Una di tali micro-tendenze è quella dettata da un cereale la cui popolarità, appunto, è in forte crescita nella terra in cui ogni moda diventa la madre di tutte le mode: gli Stati Uniti; dove uno dei fatti nuovi degli ultimi anni è senza dubbio il boom della birra alla segale: un fenomeno che ha meritato tanto di battesimo specifico, diventando tema di attenzione e di confronto con la definizione di Rye Spike.
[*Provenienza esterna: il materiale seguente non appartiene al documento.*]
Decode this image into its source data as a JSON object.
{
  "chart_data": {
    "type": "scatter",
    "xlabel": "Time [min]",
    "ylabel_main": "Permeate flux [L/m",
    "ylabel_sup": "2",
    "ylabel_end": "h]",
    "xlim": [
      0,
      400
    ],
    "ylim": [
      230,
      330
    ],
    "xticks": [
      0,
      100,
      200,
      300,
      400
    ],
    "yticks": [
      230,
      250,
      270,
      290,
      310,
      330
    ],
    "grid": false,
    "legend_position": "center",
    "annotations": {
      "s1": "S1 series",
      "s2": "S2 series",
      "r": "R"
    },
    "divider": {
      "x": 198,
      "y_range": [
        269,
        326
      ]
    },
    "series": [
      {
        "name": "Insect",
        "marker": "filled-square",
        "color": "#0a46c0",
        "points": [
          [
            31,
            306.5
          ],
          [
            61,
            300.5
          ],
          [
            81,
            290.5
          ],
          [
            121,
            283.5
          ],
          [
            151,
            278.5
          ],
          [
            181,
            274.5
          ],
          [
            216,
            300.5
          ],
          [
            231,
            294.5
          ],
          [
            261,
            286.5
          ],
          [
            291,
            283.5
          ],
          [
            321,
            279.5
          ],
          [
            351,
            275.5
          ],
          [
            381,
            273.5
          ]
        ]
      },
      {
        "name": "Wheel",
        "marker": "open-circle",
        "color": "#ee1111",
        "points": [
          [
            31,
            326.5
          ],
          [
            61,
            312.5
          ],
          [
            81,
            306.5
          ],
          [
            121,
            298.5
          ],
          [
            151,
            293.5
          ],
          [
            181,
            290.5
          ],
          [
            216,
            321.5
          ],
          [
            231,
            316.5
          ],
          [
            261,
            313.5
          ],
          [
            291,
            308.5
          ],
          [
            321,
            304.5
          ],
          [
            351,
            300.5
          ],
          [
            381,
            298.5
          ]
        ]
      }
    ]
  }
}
I dati sono ineccepibili: la segale si è vista assegnare un riconoscimento stilistico ufficiale nel BJCP grazie all’elevazione al rango di sottotipologia formalmente attestata delle Rye Ipa, quale versione speciale delle American Ipa. Un trend in crescita, quello delle American IPA, che dal 2014 in poi ha assunto i contorni della cavalcata (il 2015 si è chiuso con un +47% sul totale delle produzioni craft), e dove l’incremento interno del ramo Rye ha avuto performance paragonabili a quel dato generale.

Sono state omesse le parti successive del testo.